In linux, when stat()
is used with broken link files, it fails with -1
. So I used lstat()
which succeeded.
For the same case in windows, _stat()
fails with broken shortcuts, but there is no _lstat()
in windows. Please help to find the alternative for lstat()
in windows.
The accepted answer does not provide a full stat
equivalent. The stat
struct is defined as
struct stat {
dev_t st_dev; /* ID of device containing file */
ino_t st_ino; /* inode number */
mode_t st_mode; /* protection */
nlink_t st_nlink; /* number of hard links */
uid_t st_uid; /* user ID of owner */
gid_t st_gid; /* group ID of owner */
dev_t st_rdev; /* device ID (if special file) */
off_t st_size; /* total size, in bytes */
blksize_t st_blksize; /* blocksize for filesystem I/O */
blkcnt_t st_blocks; /* number of 512B blocks allocated */
time_t st_atime; /* time of last access */
time_t st_mtime; /* time of last modification */
time_t st_ctime; /* time of last status change */
};
but GetFileAttributes..
does not provide any owner information (it returns data in a WIN32_FIND_DATA object).
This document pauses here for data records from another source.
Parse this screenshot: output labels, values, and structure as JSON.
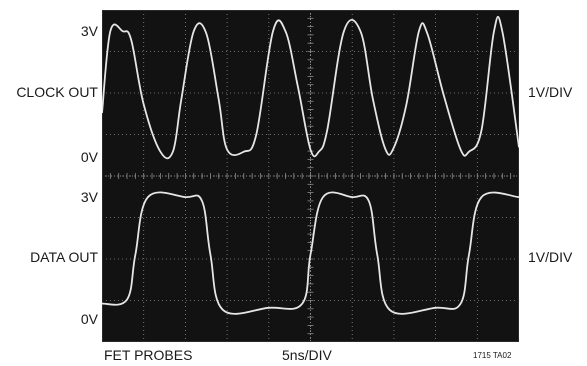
{
  "labels": {
    "ch1_top": "3V",
    "ch1_name": "CLOCK OUT",
    "ch1_bottom": "0V",
    "ch1_scale": "1V/DIV",
    "ch2_top": "3V",
    "ch2_name": "DATA OUT",
    "ch2_bottom": "0V",
    "ch2_scale": "1V/DIV",
    "probe": "FET PROBES",
    "timebase": "5ns/DIV",
    "figure_id": "1715 TA02"
  },
  "colors": {
    "screen": "#121212",
    "grid": "#8a8a8a",
    "trace": "#e6e6e6"
  },
  "chart_data": {
    "type": "line",
    "grid": true,
    "x_divisions": 10,
    "y_divisions": 8,
    "x_unit": "ns",
    "x_per_div": 5,
    "xlim": [
      0,
      50
    ],
    "series": [
      {
        "volts_per_div": 1,
        "ylim": [
          0,
          3
        ],
        "x": [
          0,
          1,
          2.5,
          3.5,
          5,
          7,
          8.5,
          9.5,
          11,
          12.5,
          14,
          15,
          17,
          18.5,
          20.5,
          22,
          23.5,
          25,
          26,
          27,
          29,
          31,
          32.5,
          34,
          35,
          36.5,
          38,
          39,
          41,
          43,
          44,
          45.5,
          47,
          48,
          50
        ],
        "y": [
          1.0,
          2.9,
          2.9,
          2.7,
          1.2,
          0.1,
          0.1,
          1.3,
          2.9,
          2.85,
          1.3,
          0.15,
          0.1,
          0.5,
          2.9,
          2.9,
          1.6,
          0.15,
          0.1,
          0.6,
          2.9,
          2.9,
          1.3,
          0.15,
          0.2,
          1.2,
          2.9,
          2.85,
          1.4,
          0.15,
          0.1,
          0.6,
          2.9,
          2.9,
          0.2
        ]
      },
      {
        "volts_per_div": 1,
        "ylim": [
          0,
          3
        ],
        "x": [
          0,
          3,
          4,
          5.5,
          10,
          12,
          13,
          14.5,
          20,
          24,
          25,
          26.5,
          30,
          32,
          33,
          34.5,
          40,
          43,
          44,
          45.5,
          50
        ],
        "y": [
          0.3,
          0.4,
          1.5,
          2.9,
          2.9,
          2.8,
          1.5,
          0.15,
          0.2,
          0.3,
          1.5,
          2.9,
          2.9,
          2.8,
          1.5,
          0.15,
          0.2,
          0.3,
          1.5,
          2.9,
          2.9
        ]
      }
    ]
  }
}
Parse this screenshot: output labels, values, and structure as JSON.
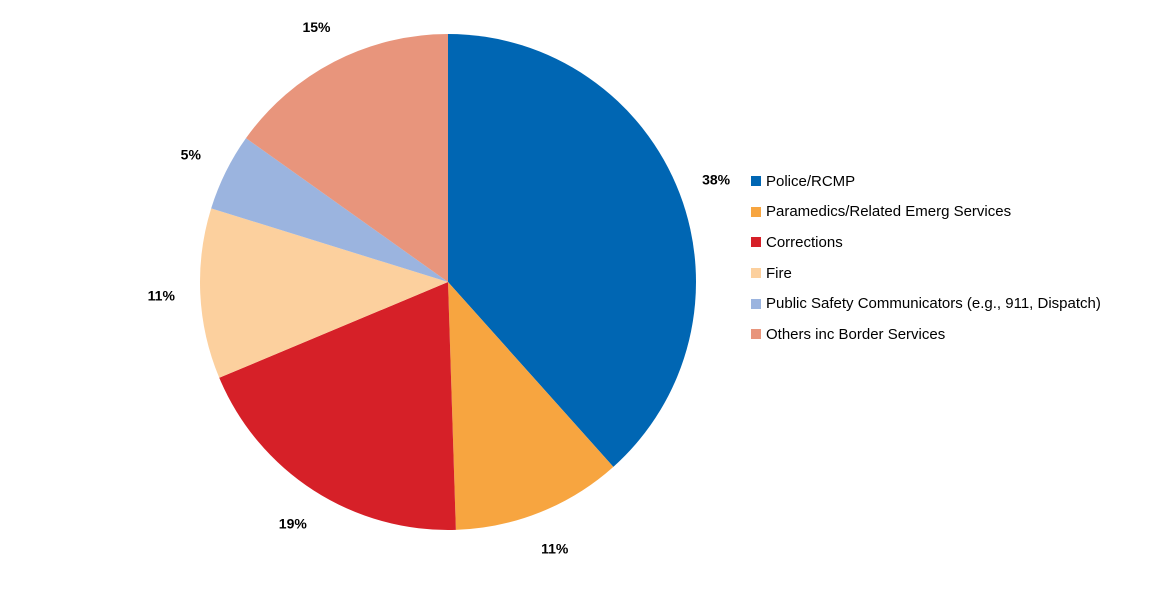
{
  "chart_data": {
    "type": "pie",
    "title": "",
    "categories": [
      "Police/RCMP",
      "Paramedics/Related Emerg Services",
      "Corrections",
      "Fire",
      "Public Safety Communicators (e.g., 911, Dispatch)",
      "Others inc Border Services"
    ],
    "values": [
      38,
      11,
      19,
      11,
      5,
      15
    ],
    "data_labels": [
      "38%",
      "11%",
      "19%",
      "11%",
      "5%",
      "15%"
    ],
    "colors": [
      "#0066b3",
      "#f7a540",
      "#d62028",
      "#fcd09e",
      "#9bb4df",
      "#e8957c"
    ],
    "legend_position": "right"
  }
}
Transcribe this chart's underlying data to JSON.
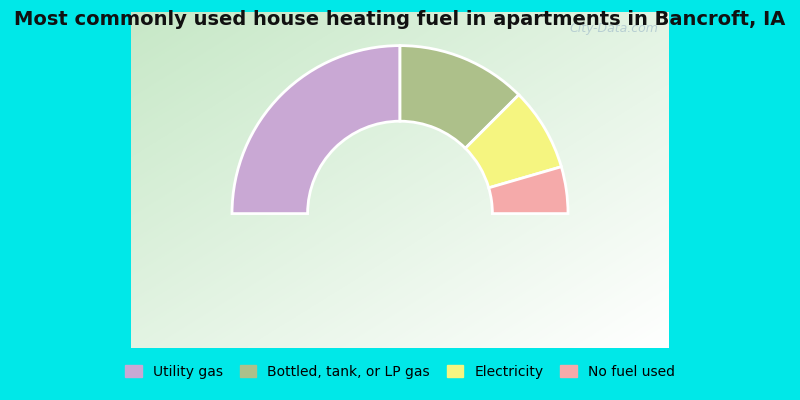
{
  "title": "Most commonly used house heating fuel in apartments in Bancroft, IA",
  "segments": [
    {
      "label": "Utility gas",
      "value": 50,
      "color": "#c9a8d4"
    },
    {
      "label": "Bottled, tank, or LP gas",
      "value": 25,
      "color": "#adc08a"
    },
    {
      "label": "Electricity",
      "value": 16,
      "color": "#f5f580"
    },
    {
      "label": "No fuel used",
      "value": 9,
      "color": "#f5aaaa"
    }
  ],
  "background_color": "#00e8e8",
  "chart_bg_color_tl": [
    0.78,
    0.91,
    0.78
  ],
  "chart_bg_color_br": [
    1.0,
    1.0,
    1.0
  ],
  "title_fontsize": 14,
  "legend_fontsize": 10,
  "donut_outer": 1.0,
  "donut_inner": 0.55,
  "watermark": "City-Data.com"
}
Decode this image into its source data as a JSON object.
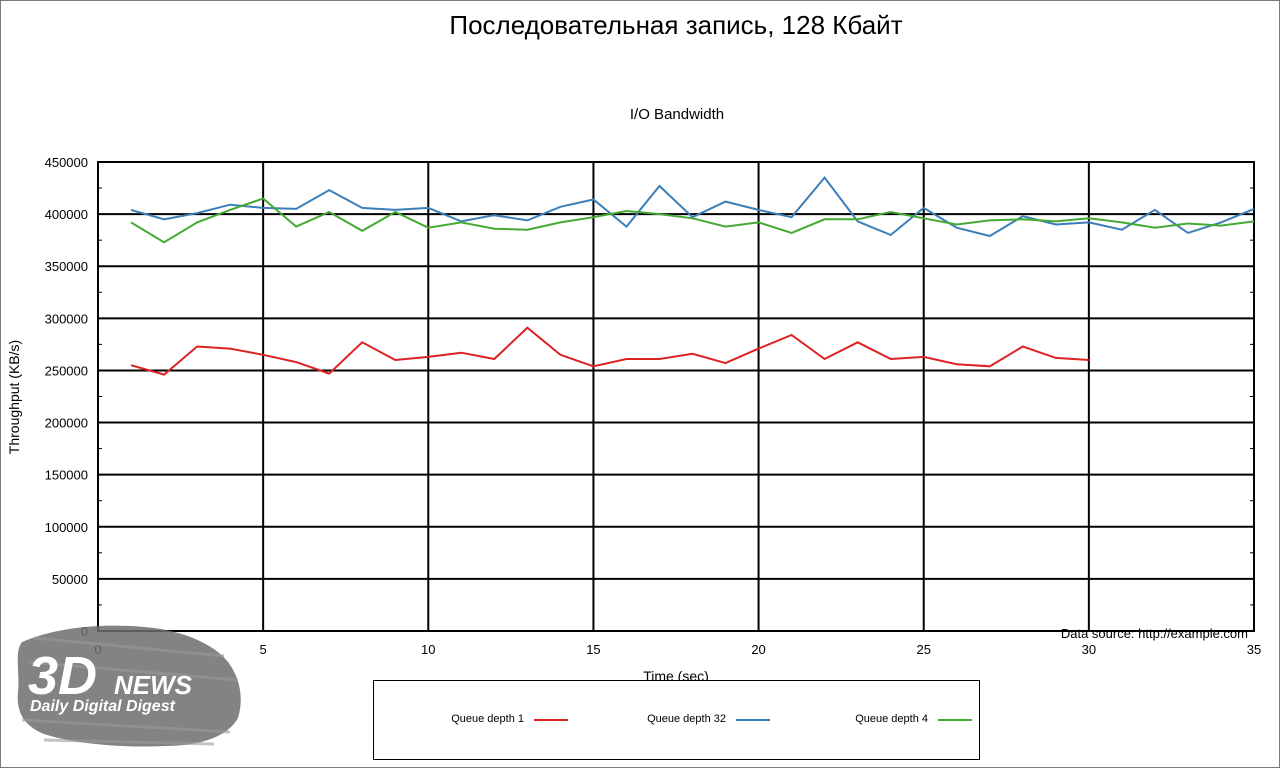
{
  "page_title": "Последовательная запись, 128 Кбайт",
  "watermark": {
    "brand_big": "3D",
    "brand_news": "NEWS",
    "tagline": "Daily Digital Digest"
  },
  "colors": {
    "red": "#dd2222",
    "blue": "#3c7fb8",
    "green": "#44aa33",
    "grid": "#000000"
  },
  "chart_data": {
    "type": "line",
    "title": "I/O Bandwidth",
    "xlabel": "Time (sec)",
    "ylabel": "Throughput (KB/s)",
    "xlim": [
      0,
      35
    ],
    "ylim": [
      0,
      450000
    ],
    "xticks": [
      0,
      5,
      10,
      15,
      20,
      25,
      30,
      35
    ],
    "yticks": [
      0,
      50000,
      100000,
      150000,
      200000,
      250000,
      300000,
      350000,
      400000,
      450000
    ],
    "grid": true,
    "annotation": "Data source: http://example.com",
    "legend_position": "bottom",
    "series": [
      {
        "name": "Queue depth 1",
        "color": "#dd2222",
        "x": [
          1,
          2,
          3,
          4,
          5,
          6,
          7,
          8,
          9,
          10,
          11,
          12,
          13,
          14,
          15,
          16,
          17,
          18,
          19,
          20,
          21,
          22,
          23,
          24,
          25,
          26,
          27,
          28,
          29,
          30
        ],
        "values": [
          255000,
          246000,
          273000,
          271000,
          265000,
          258000,
          247000,
          277000,
          260000,
          263000,
          267000,
          261000,
          291000,
          265000,
          254000,
          261000,
          261000,
          266000,
          257000,
          271000,
          284000,
          261000,
          277000,
          261000,
          263000,
          256000,
          254000,
          273000,
          262000,
          260000
        ]
      },
      {
        "name": "Queue depth 32",
        "color": "#3c7fb8",
        "x": [
          1,
          2,
          3,
          4,
          5,
          6,
          7,
          8,
          9,
          10,
          11,
          12,
          13,
          14,
          15,
          16,
          17,
          18,
          19,
          20,
          21,
          22,
          23,
          24,
          25,
          26,
          27,
          28,
          29,
          30,
          31,
          32,
          33,
          34,
          35
        ],
        "values": [
          404000,
          395000,
          401000,
          409000,
          406000,
          405000,
          423000,
          406000,
          404000,
          406000,
          393000,
          399000,
          394000,
          407000,
          414000,
          388000,
          427000,
          397000,
          412000,
          404000,
          397000,
          435000,
          393000,
          380000,
          406000,
          387000,
          379000,
          398000,
          390000,
          392000,
          385000,
          404000,
          382000,
          392000,
          405000
        ]
      },
      {
        "name": "Queue depth 4",
        "color": "#44aa33",
        "x": [
          1,
          2,
          3,
          4,
          5,
          6,
          7,
          8,
          9,
          10,
          11,
          12,
          13,
          14,
          15,
          16,
          17,
          18,
          19,
          20,
          21,
          22,
          23,
          24,
          25,
          26,
          27,
          28,
          29,
          30,
          31,
          32,
          33,
          34,
          35
        ],
        "values": [
          392000,
          373000,
          392000,
          404000,
          415000,
          388000,
          402000,
          384000,
          402000,
          387000,
          392000,
          386000,
          385000,
          392000,
          397000,
          403000,
          400000,
          396000,
          388000,
          392000,
          382000,
          395000,
          395000,
          402000,
          396000,
          390000,
          394000,
          395000,
          393000,
          396000,
          392000,
          387000,
          391000,
          389000,
          393000
        ]
      }
    ]
  }
}
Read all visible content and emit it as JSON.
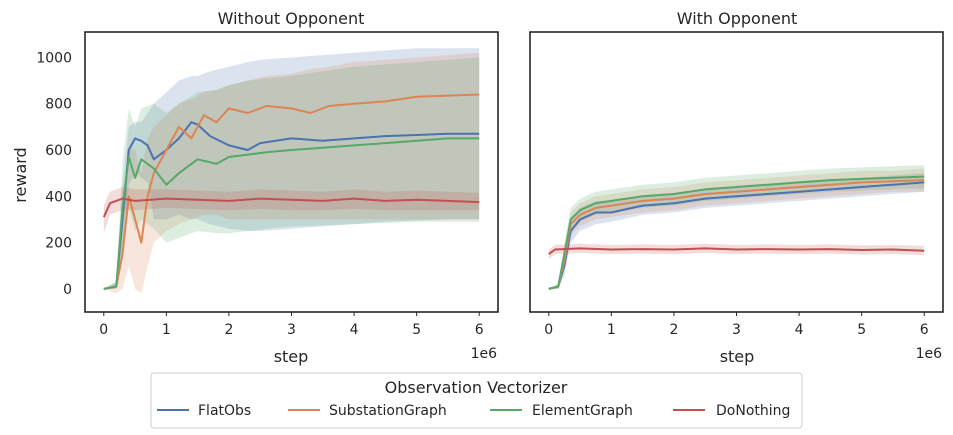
{
  "legend": {
    "title": "Observation Vectorizer",
    "entries": [
      "FlatObs",
      "SubstationGraph",
      "ElementGraph",
      "DoNothing"
    ]
  },
  "colors": {
    "FlatObs": "#4c72b0",
    "SubstationGraph": "#dd8452",
    "ElementGraph": "#55a868",
    "DoNothing": "#c44e52"
  },
  "chart_data": [
    {
      "type": "line",
      "title": "Without Opponent",
      "xlabel": "step",
      "ylabel": "reward",
      "x_offset_label": "1e6",
      "xlim": [
        -0.3,
        6.3
      ],
      "ylim": [
        -100,
        1110
      ],
      "xticks": [
        0,
        1,
        2,
        3,
        4,
        5,
        6
      ],
      "yticks": [
        0,
        200,
        400,
        600,
        800,
        1000
      ],
      "grid": false,
      "series": [
        {
          "name": "FlatObs",
          "x": [
            0,
            0.2,
            0.3,
            0.4,
            0.5,
            0.6,
            0.7,
            0.8,
            1.0,
            1.2,
            1.4,
            1.5,
            1.7,
            2.0,
            2.3,
            2.5,
            3.0,
            3.5,
            4.0,
            4.5,
            5.0,
            5.5,
            6.0
          ],
          "y": [
            0,
            10,
            300,
            600,
            650,
            640,
            620,
            560,
            600,
            650,
            720,
            710,
            660,
            620,
            600,
            630,
            650,
            640,
            650,
            660,
            665,
            670,
            670
          ],
          "band_lower": [
            0,
            0,
            150,
            450,
            500,
            480,
            460,
            300,
            300,
            320,
            300,
            300,
            280,
            260,
            250,
            250,
            260,
            270,
            280,
            290,
            295,
            300,
            300
          ],
          "band_upper": [
            0,
            30,
            450,
            700,
            720,
            720,
            760,
            800,
            850,
            900,
            920,
            920,
            940,
            960,
            980,
            990,
            1000,
            1010,
            1020,
            1030,
            1040,
            1040,
            1040
          ]
        },
        {
          "name": "SubstationGraph",
          "x": [
            0,
            0.2,
            0.3,
            0.4,
            0.5,
            0.6,
            0.7,
            0.8,
            1.0,
            1.2,
            1.4,
            1.6,
            1.8,
            2.0,
            2.3,
            2.6,
            3.0,
            3.3,
            3.6,
            4.0,
            4.5,
            5.0,
            5.5,
            6.0
          ],
          "y": [
            0,
            10,
            150,
            400,
            300,
            200,
            400,
            500,
            600,
            700,
            650,
            750,
            720,
            780,
            760,
            790,
            780,
            760,
            790,
            800,
            810,
            830,
            835,
            840
          ],
          "band_lower": [
            0,
            -20,
            0,
            100,
            0,
            -20,
            100,
            200,
            250,
            280,
            300,
            320,
            320,
            300,
            300,
            300,
            300,
            300,
            300,
            300,
            300,
            300,
            300,
            300
          ],
          "band_upper": [
            0,
            30,
            300,
            600,
            600,
            500,
            650,
            700,
            750,
            800,
            820,
            850,
            860,
            880,
            900,
            920,
            930,
            950,
            960,
            980,
            990,
            1000,
            1010,
            1020
          ]
        },
        {
          "name": "ElementGraph",
          "x": [
            0,
            0.2,
            0.3,
            0.4,
            0.5,
            0.6,
            0.8,
            1.0,
            1.2,
            1.5,
            1.8,
            2.0,
            2.3,
            2.6,
            3.0,
            3.5,
            4.0,
            4.5,
            5.0,
            5.5,
            6.0
          ],
          "y": [
            0,
            10,
            350,
            570,
            480,
            560,
            520,
            450,
            500,
            560,
            540,
            570,
            580,
            590,
            600,
            610,
            620,
            630,
            640,
            650,
            650
          ],
          "band_lower": [
            0,
            0,
            150,
            350,
            250,
            300,
            260,
            200,
            220,
            250,
            240,
            240,
            250,
            260,
            270,
            275,
            280,
            285,
            290,
            290,
            290
          ],
          "band_upper": [
            0,
            30,
            550,
            780,
            700,
            780,
            800,
            760,
            800,
            850,
            860,
            880,
            900,
            910,
            920,
            940,
            960,
            970,
            980,
            990,
            1000
          ]
        },
        {
          "name": "DoNothing",
          "x": [
            0,
            0.1,
            0.3,
            0.5,
            1.0,
            1.5,
            2.0,
            2.5,
            3.0,
            3.5,
            4.0,
            4.5,
            5.0,
            5.5,
            6.0
          ],
          "y": [
            310,
            370,
            390,
            380,
            390,
            385,
            380,
            390,
            385,
            380,
            390,
            380,
            385,
            380,
            375
          ],
          "band_lower": [
            240,
            320,
            340,
            340,
            350,
            345,
            340,
            345,
            340,
            340,
            345,
            340,
            340,
            340,
            340
          ],
          "band_upper": [
            360,
            420,
            440,
            430,
            430,
            425,
            420,
            430,
            425,
            420,
            430,
            420,
            425,
            420,
            415
          ]
        }
      ]
    },
    {
      "type": "line",
      "title": "With Opponent",
      "xlabel": "step",
      "ylabel": "",
      "x_offset_label": "1e6",
      "xlim": [
        -0.3,
        6.3
      ],
      "ylim": [
        -100,
        1110
      ],
      "xticks": [
        0,
        1,
        2,
        3,
        4,
        5,
        6
      ],
      "yticks": [
        0,
        200,
        400,
        600,
        800,
        1000
      ],
      "grid": false,
      "series": [
        {
          "name": "FlatObs",
          "x": [
            0,
            0.15,
            0.25,
            0.35,
            0.5,
            0.75,
            1.0,
            1.5,
            2.0,
            2.5,
            3.0,
            3.5,
            4.0,
            4.5,
            5.0,
            5.5,
            6.0
          ],
          "y": [
            0,
            10,
            100,
            250,
            300,
            330,
            330,
            360,
            370,
            390,
            400,
            410,
            420,
            430,
            440,
            450,
            460
          ],
          "band_lower": [
            0,
            0,
            60,
            200,
            250,
            280,
            290,
            320,
            330,
            350,
            360,
            370,
            380,
            390,
            400,
            410,
            420
          ],
          "band_upper": [
            0,
            20,
            140,
            300,
            350,
            380,
            380,
            400,
            410,
            430,
            440,
            450,
            460,
            470,
            480,
            490,
            500
          ]
        },
        {
          "name": "SubstationGraph",
          "x": [
            0,
            0.15,
            0.25,
            0.35,
            0.5,
            0.75,
            1.0,
            1.5,
            2.0,
            2.5,
            3.0,
            3.5,
            4.0,
            4.5,
            5.0,
            5.5,
            6.0
          ],
          "y": [
            0,
            10,
            120,
            280,
            320,
            350,
            360,
            380,
            390,
            410,
            420,
            430,
            440,
            450,
            460,
            465,
            470
          ],
          "band_lower": [
            0,
            0,
            80,
            230,
            270,
            300,
            310,
            330,
            340,
            360,
            370,
            380,
            390,
            400,
            410,
            420,
            420
          ],
          "band_upper": [
            0,
            20,
            160,
            330,
            370,
            400,
            410,
            430,
            440,
            460,
            470,
            480,
            490,
            500,
            510,
            510,
            520
          ]
        },
        {
          "name": "ElementGraph",
          "x": [
            0,
            0.15,
            0.25,
            0.35,
            0.5,
            0.75,
            1.0,
            1.5,
            2.0,
            2.5,
            3.0,
            3.5,
            4.0,
            4.5,
            5.0,
            5.5,
            6.0
          ],
          "y": [
            0,
            10,
            150,
            300,
            340,
            370,
            380,
            400,
            410,
            430,
            440,
            450,
            460,
            470,
            475,
            480,
            485
          ],
          "band_lower": [
            0,
            0,
            100,
            250,
            290,
            320,
            330,
            350,
            360,
            380,
            390,
            400,
            410,
            420,
            425,
            430,
            435
          ],
          "band_upper": [
            0,
            20,
            200,
            350,
            390,
            420,
            430,
            450,
            460,
            480,
            490,
            500,
            510,
            520,
            525,
            530,
            535
          ]
        },
        {
          "name": "DoNothing",
          "x": [
            0,
            0.1,
            0.5,
            1.0,
            1.5,
            2.0,
            2.5,
            3.0,
            3.5,
            4.0,
            4.5,
            5.0,
            5.5,
            6.0
          ],
          "y": [
            150,
            170,
            175,
            170,
            172,
            170,
            175,
            170,
            172,
            170,
            172,
            168,
            170,
            165
          ],
          "band_lower": [
            130,
            150,
            155,
            150,
            152,
            150,
            155,
            150,
            152,
            150,
            152,
            148,
            150,
            145
          ],
          "band_upper": [
            170,
            190,
            195,
            190,
            192,
            190,
            195,
            190,
            192,
            190,
            192,
            188,
            190,
            185
          ]
        }
      ]
    }
  ]
}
If you need that owner information, it looks like you can use GetSecurityInfo
[1].
[1] https://msdn.microsoft.com/en-us/library/windows/desktop/aa446629%28v=vs.85%29.aspx
GetFileAttributes or GetFileAttributesEx probably (if I understood stat
and lstat
right). Quoting from the docs:
Symbolic link behavior—If the path points to a symbolic link, the function returns attributes for the symbolic link.